News  

3 Larangan dan Pantangan di Hari Rabu Wekasan

Rabu Wekasan merupakan hari Rabu terakhir di bulan Safar dalam tahun Hijriah. Berikut sederet larangan dan pantangan yang dipercaya masyarakat di hari Rabu Wekasan.

Mengutip situs Digital Library UIN Sunan Gunung Djati Bandung, dari sekian banyak tradisi dan upacara adat yang ada di Indonesia, ada salah satu tradisi yang lestari dan kerap digelar serentak. Tradisi yang dimaksud yakni Rabu Wekasan.

Di Garut, tradisi ini namanya Rebo Wekasan (Garut). Sementara di Cirebon dan Yogyakarta disebut Rebo Pungkasan. Kemudian ada Rebo Kasan di Bangka.

Rabu Wekasan adalah tradisi yang dilakukan pada hari Rabu terakhir di bulan Safar, yang bertujuan untuk mendekatkan diri kepada Allah SWT, supaya dijauhkan dari segala macam malapetaka.

Hari Rabu terakhir di bulan Safar ini dipercaya sebagai hari diturunkannya bala dan marabahaya. Maka banyak larangan dan pantangan untuk menjauhkan diri dari bala tersebut. Berikut ini beberapa di antaranya.

Larangan dan Pantangan di Hari Rabu Wekasan:
1. Pantang Bepergian Jauh
Jadi, agar tidak terkena marabahaya itu, warga berkumpul bersama. Mereka lalu membaca doa untuk menghindari bala dan marabahaya yang diturunkan pada hari itu.

Mereka percaya dengan menggelar tradisi Rabu Wekasan, akan menjauhkan mereka dari bala dan malapetaka. Sehingga apa yang diharapkan dari tradisi tersebut akan menjadi kenyataan.

Banyak masyarakat Cirebon yang percaya hari Rabu terakhir di bulan Safar merupakan hari yang sering terjadi malapetaka atau wulan sing akeh sial. Terkait asal-usul keyakinan itu juga belum jelas sumbernya.

Untuk mencegah bala itu, banyak masyarakat Cirebon melaksanakan sholat 4 rakaat dengan bacaan Surat Al-Kautsar sebanyak

17 kali di rakaat pertama, Al-Ikhlas sebanyak 5 kali di rakaat kedua, Al-Falaq di rakaat ketiga, dan Surat An-Nas di rakaat keempat. Serta diakhiri dengan membaca doa Asyura.
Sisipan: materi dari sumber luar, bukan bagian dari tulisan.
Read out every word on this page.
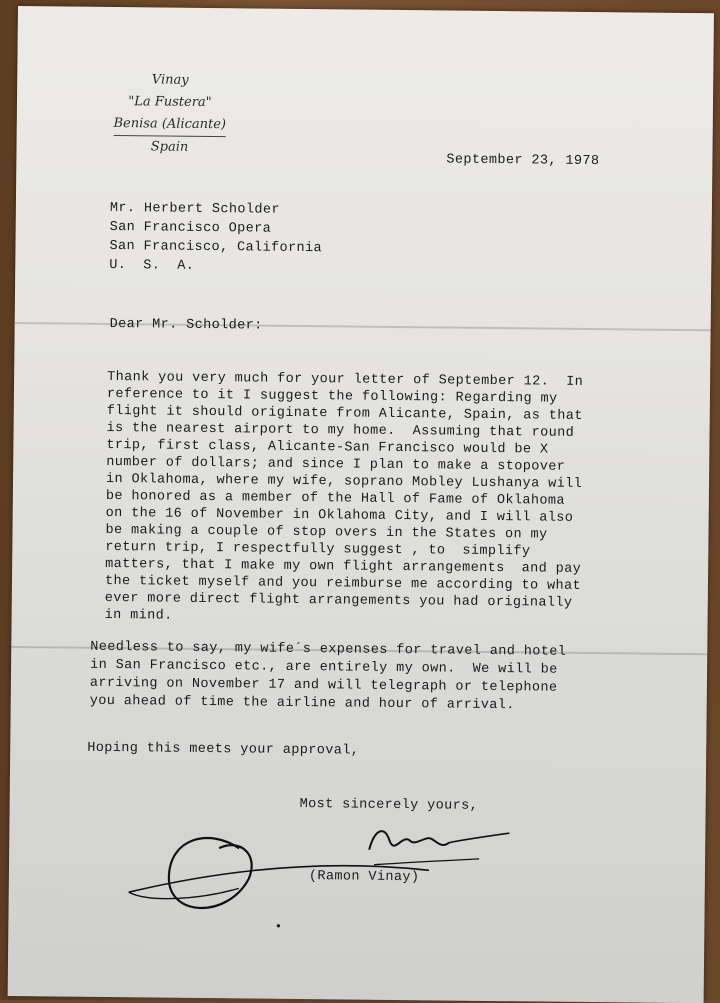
Vinay
"La Fustera"
Benisa (Alicante)
Spain
September 23, 1978
Mr. Herbert Scholder
San Francisco Opera
San Francisco, California
U.  S.  A.
Dear Mr. Scholder:
Thank you very much for your letter of September 12.  In
reference to it I suggest the following: Regarding my
flight it should originate from Alicante, Spain, as that
is the nearest airport to my home.  Assuming that round
trip, first class, Alicante-San Francisco would be X
number of dollars; and since I plan to make a stopover
in Oklahoma, where my wife, soprano Mobley Lushanya will
be honored as a member of the Hall of Fame of Oklahoma
on the 16 of November in Oklahoma City, and I will also
be making a couple of stop overs in the States on my
return trip, I respectfully suggest , to  simplify
matters, that I make my own flight arrangements  and pay
the ticket myself and you reimburse me according to what
ever more direct flight arrangements you had originally
in mind.
Needless to say, my wife´s expenses for travel and hotel
in San Francisco etc., are entirely my own.  We will be
arriving on November 17 and will telegraph or telephone
you ahead of time the airline and hour of arrival.
Hoping this meets your approval,
Most sincerely yours,
(Ramon Vinay)
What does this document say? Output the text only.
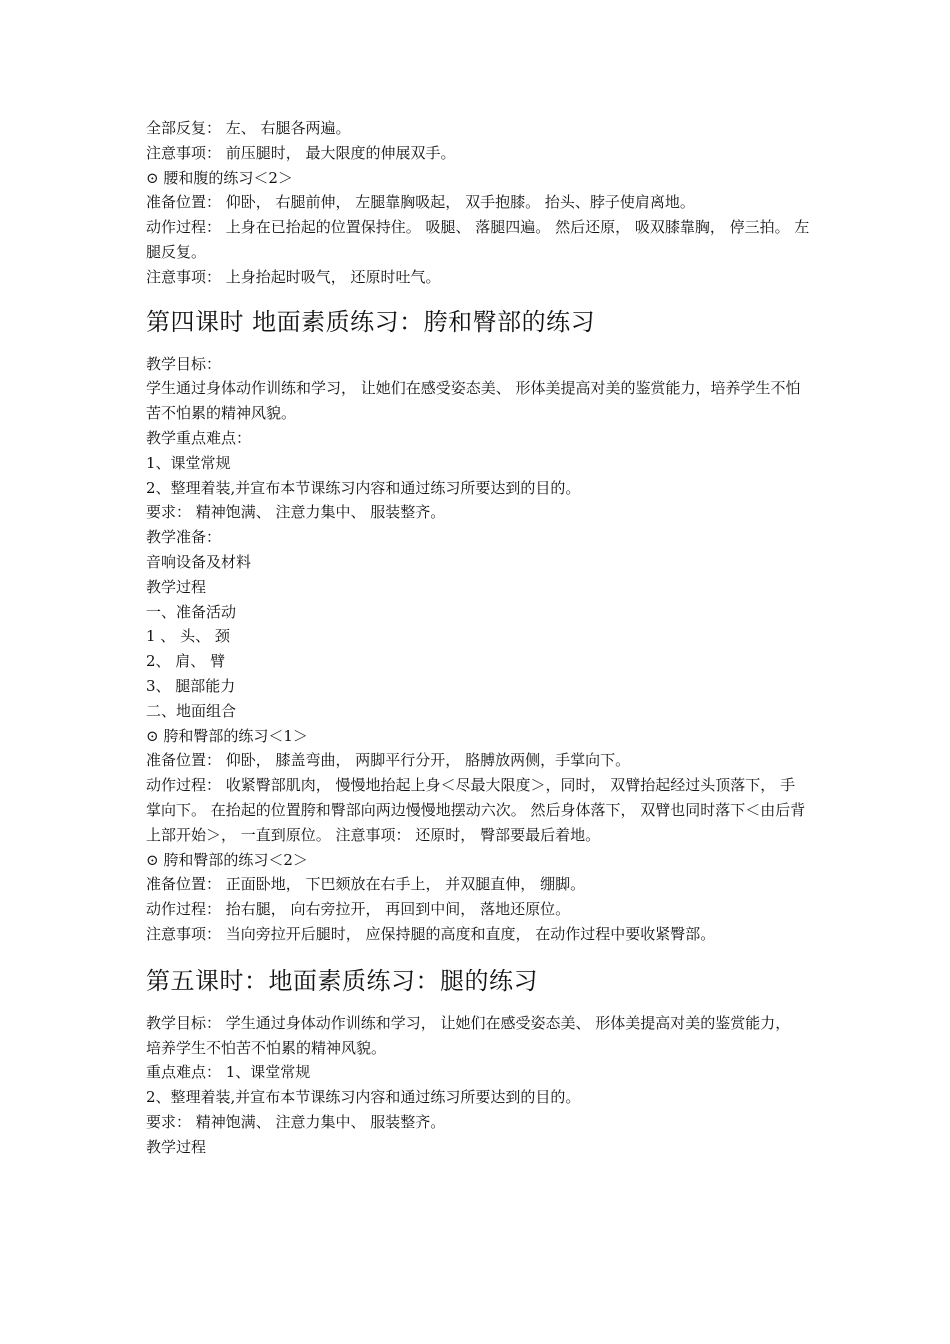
全部反复： 左、 右腿各两遍。

注意事项： 前压腿时， 最大限度的伸展双手。

⊙ 腰和腹的练习＜2＞

准备位置： 仰卧， 右腿前伸， 左腿靠胸吸起， 双手抱膝。 抬头、脖子使肩离地。

动作过程： 上身在已抬起的位置保持住。 吸腿、 落腿四遍。 然后还原， 吸双膝靠胸， 停三拍。 左腿反复。

注意事项： 上身抬起时吸气， 还原时吐气。

第四课时 地面素质练习：胯和臀部的练习

教学目标：

学生通过身体动作训练和学习， 让她们在感受姿态美、 形体美提高对美的鉴赏能力，培养学生不怕苦不怕累的精神风貌。

教学重点难点：

1、课堂常规

2、整理着装,并宣布本节课练习内容和通过练习所要达到的目的。

要求： 精神饱满、 注意力集中、 服装整齐。

教学准备：

音响设备及材料

教学过程

一、准备活动

1 、 头、 颈

2、 肩、 臂

3、 腿部能力

二、地面组合

⊙ 胯和臀部的练习＜1＞

准备位置： 仰卧， 膝盖弯曲， 两脚平行分开， 胳膊放两侧，手掌向下。

动作过程： 收紧臀部肌肉， 慢慢地抬起上身＜尽最大限度＞，同时， 双臂抬起经过头顶落下， 手掌向下。 在抬起的位置胯和臀部向两边慢慢地摆动六次。 然后身体落下， 双臂也同时落下＜由后背上部开始＞， 一直到原位。 注意事项： 还原时， 臀部要最后着地。

⊙ 胯和臀部的练习＜2＞

准备位置： 正面卧地， 下巴颏放在右手上， 并双腿直伸， 绷脚。

动作过程： 抬右腿， 向右旁拉开， 再回到中间， 落地还原位。

注意事项： 当向旁拉开后腿时， 应保持腿的高度和直度， 在动作过程中要收紧臀部。

第五课时：地面素质练习：腿的练习

教学目标： 学生通过身体动作训练和学习， 让她们在感受姿态美、 形体美提高对美的鉴赏能力， 培养学生不怕苦不怕累的精神风貌。

重点难点： 1、课堂常规

2、整理着装,并宣布本节课练习内容和通过练习所要达到的目的。

要求： 精神饱满、 注意力集中、 服装整齐。

教学过程
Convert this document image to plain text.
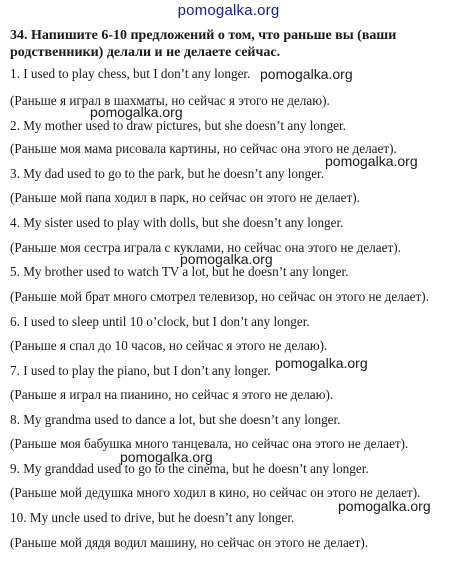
pomogalka.org
34. Напишите 6-10 предложений о том, что раньше вы (ваши родственники) делали и не делаете сейчас.
1. I used to play chess, but I don’t any longer.
(Раньше я играл в шахматы, но сейчас я этого не делаю).
2. My mother used to draw pictures, but she doesn’t any longer.
(Раньше моя мама рисовала картины, но сейчас она этого не делает).
3. My dad used to go to the park, but he doesn’t any longer.
(Раньше мой папа ходил в парк, но сейчас он этого не делает).
4. My sister used to play with dolls, but she doesn’t any longer.
(Раньше моя сестра играла с куклами, но сейчас она этого не делает).
5. My brother used to watch TV a lot, but he doesn’t any longer.
(Раньше мой брат много смотрел телевизор, но сейчас он этого не делает).
6. I used to sleep until 10 o’clock, but I don’t any longer.
(Раньше я спал до 10 часов, но сейчас я этого не делаю).
7. I used to play the piano, but I don’t any longer.
(Раньше я играл на пианино, но сейчас я этого не делаю).
8. My grandma used to dance a lot, but she doesn’t any longer.
(Раньше моя бабушка много танцевала, но сейчас она этого не делает).
9. My granddad used to go to the cinema, but he doesn’t any longer.
(Раньше мой дедушка много ходил в кино, но сейчас он этого не делает).
10. My uncle used to drive, but he doesn’t any longer.
(Раньше мой дядя водил машину, но сейчас он этого не делает).
pomogalka.org
pomogalka.org
pomogalka.org
pomogalka.org
pomogalka.org
pomogalka.org
pomogalka.org
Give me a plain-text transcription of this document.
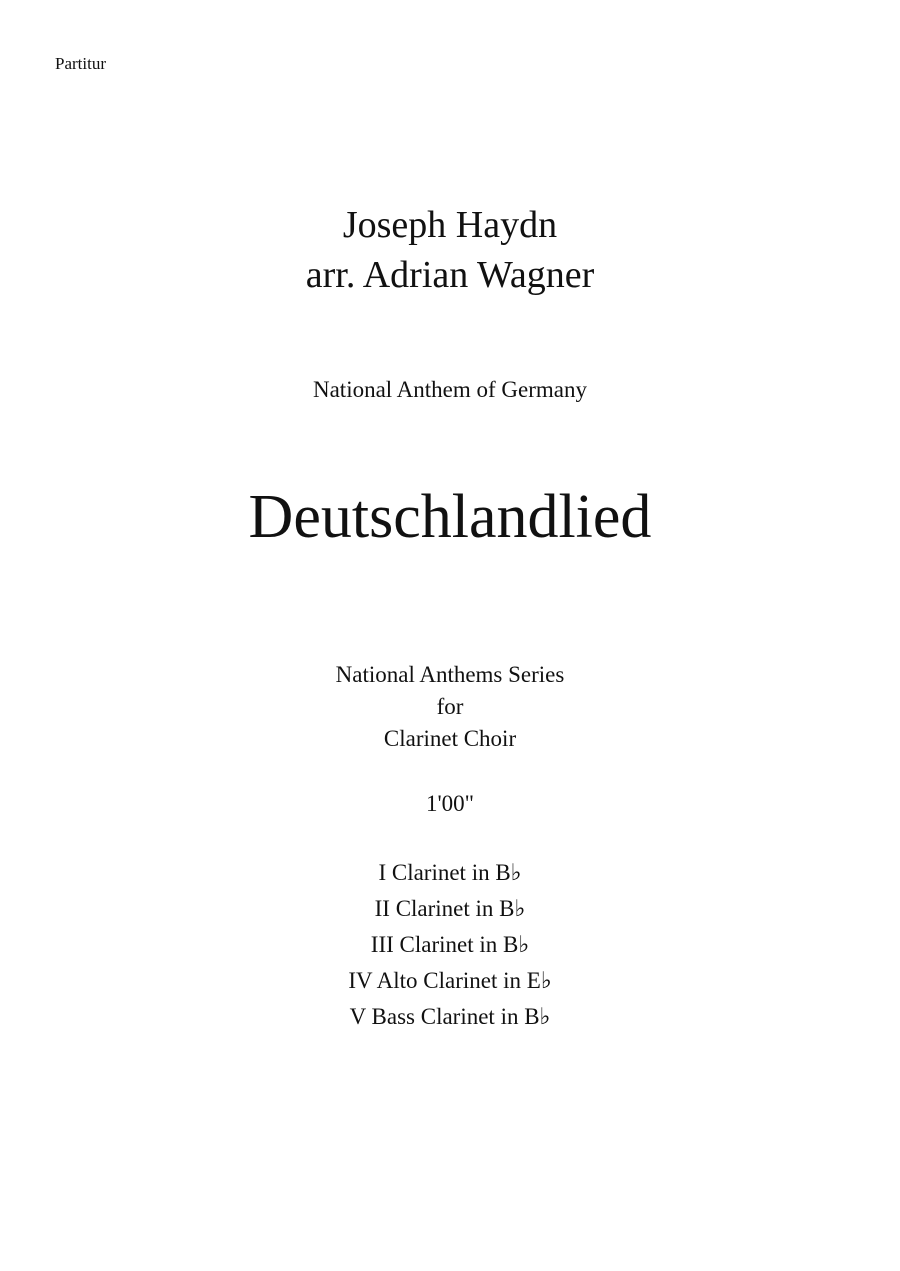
Partitur
Joseph Haydn
arr. Adrian Wagner
National Anthem of Germany
Deutschlandlied
National Anthems Series
for
Clarinet Choir
1'00"
I Clarinet in B♭
II Clarinet in B♭
III Clarinet in B♭
IV Alto Clarinet in E♭
V Bass Clarinet in B♭
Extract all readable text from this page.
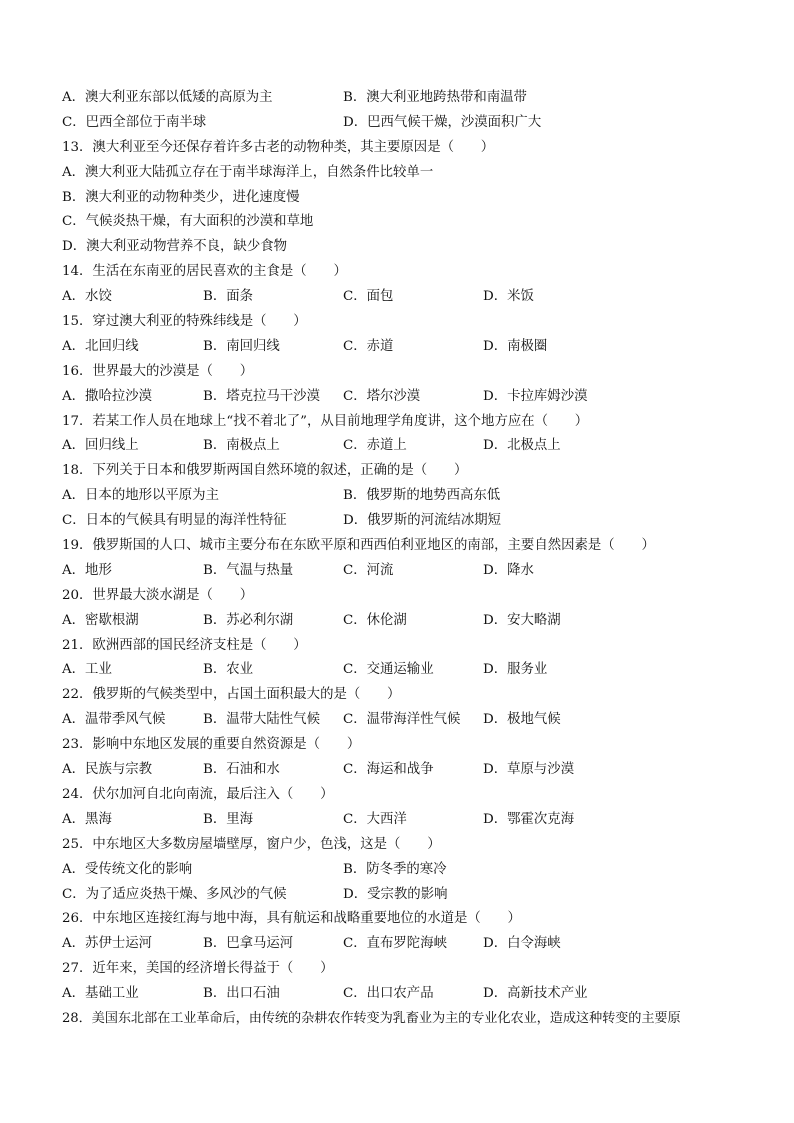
A．澳大利亚东部以低矮的高原为主	B．澳大利亚地跨热带和南温带
C．巴西全部位于南半球	D．巴西气候干燥，沙漠面积广大
13．澳大利亚至今还保存着许多古老的动物种类，其主要原因是（　　）
A．澳大利亚大陆孤立存在于南半球海洋上，自然条件比较单一
B．澳大利亚的动物种类少，进化速度慢
C．气候炎热干燥，有大面积的沙漠和草地
D．澳大利亚动物营养不良，缺少食物
14．生活在东南亚的居民喜欢的主食是（　　）
A．水饺	B．面条	C．面包	D．米饭
15．穿过澳大利亚的特殊纬线是（　　）
A．北回归线	B．南回归线	C．赤道	D．南极圈
16．世界最大的沙漠是（　　）
A．撒哈拉沙漠	B．塔克拉马干沙漠 C．塔尔沙漠	D．卡拉库姆沙漠
17．若某工作人员在地球上“找不着北了”，从目前地理学角度讲，这个地方应在（　　）
A．回归线上	B．南极点上	C．赤道上	D．北极点上
18．下列关于日本和俄罗斯两国自然环境的叙述，正确的是（　　）
A．日本的地形以平原为主	B．俄罗斯的地势西高东低
C．日本的气候具有明显的海洋性特征	D．俄罗斯的河流结冰期短
19．俄罗斯国的人口、城市主要分布在东欧平原和西西伯利亚地区的南部，主要自然因素是（　　）
A．地形	B．气温与热量	C．河流	D．降水
20．世界最大淡水湖是（　　）
A．密歇根湖	B．苏必利尔湖	C．休伦湖	D．安大略湖
21．欧洲西部的国民经济支柱是（　　）
A．工业	B．农业	C．交通运输业	D．服务业
22．俄罗斯的气候类型中，占国土面积最大的是（　　）
A．温带季风气候	B．温带大陆性气候 C．温带海洋性气候 D．极地气候
23．影响中东地区发展的重要自然资源是（　　）
A．民族与宗教	B．石油和水	C．海运和战争	D．草原与沙漠
24．伏尔加河自北向南流，最后注入（　　）
A．黑海	B．里海	C．大西洋	D．鄂霍次克海
25．中东地区大多数房屋墙壁厚，窗户少，色浅，这是（　　）
A．受传统文化的影响	B．防冬季的寒冷
C．为了适应炎热干燥、多风沙的气候	D．受宗教的影响
26．中东地区连接红海与地中海，具有航运和战略重要地位的水道是（　　）
A．苏伊士运河	B．巴拿马运河	C．直布罗陀海峡	D．白令海峡
27．近年来，美国的经济增长得益于（　　）
A．基础工业	B．出口石油	C．出口农产品	D．高新技术产业
28．美国东北部在工业革命后，由传统的杂耕农作转变为乳畜业为主的专业化农业，造成这种转变的主要原
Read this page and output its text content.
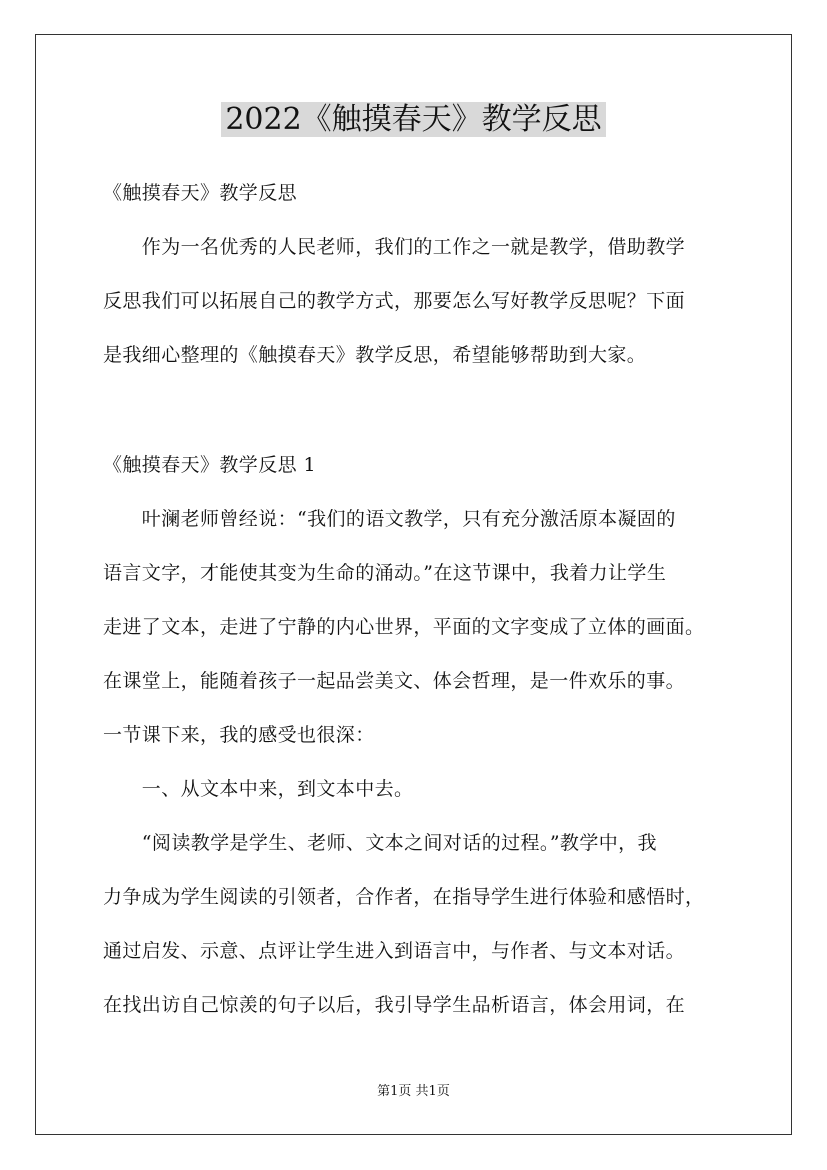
2022《触摸春天》教学反思
《触摸春天》教学反思
　　作为一名优秀的人民老师，我们的工作之一就是教学，借助教学
反思我们可以拓展自己的教学方式，那要怎么写好教学反思呢？下面
是我细心整理的《触摸春天》教学反思，希望能够帮助到大家。
《触摸春天》教学反思 1
　　叶澜老师曾经说：“我们的语文教学，只有充分激活原本凝固的
语言文字，才能使其变为生命的涌动。”在这节课中，我着力让学生
走进了文本，走进了宁静的内心世界，平面的文字变成了立体的画面。
在课堂上，能随着孩子一起品尝美文、体会哲理，是一件欢乐的事。
一节课下来，我的感受也很深：
　　一、从文本中来，到文本中去。
　　“阅读教学是学生、老师、文本之间对话的过程。”教学中，我
力争成为学生阅读的引领者，合作者，在指导学生进行体验和感悟时，
通过启发、示意、点评让学生进入到语言中，与作者、与文本对话。
在找出访自己惊羡的句子以后，我引导学生品析语言，体会用词，在
第1页 共1页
2. Pantang Bekerja yang Berbahaya
Banyak masyarakat Cirebon yang juga pantang melakukan pekerjaan yang cukup berbahaya, di hari Rabu Wekasan. Itu untuk
menghindari hal-hal yang tidak diinginkan.

Masyarakat Cirebon disarankan untuk memperbanyak membantu orang lain. Seperti sedekah untuk anak-anak yatim, kaum jompo dan mempererat tali silaturahmi di antara sesama.

Masyarakat Cirebon meyakini Sunan Kalijaga pernah berupaya untuk mencegah kemungkinan datangnya malapetaka Rabu Wekasan. Beliau mandi di Sungai Drajat pada saat berguru pada Sunan Gunung Djati untuk membersihkan diri dari bala di hari Rabu Wekasan.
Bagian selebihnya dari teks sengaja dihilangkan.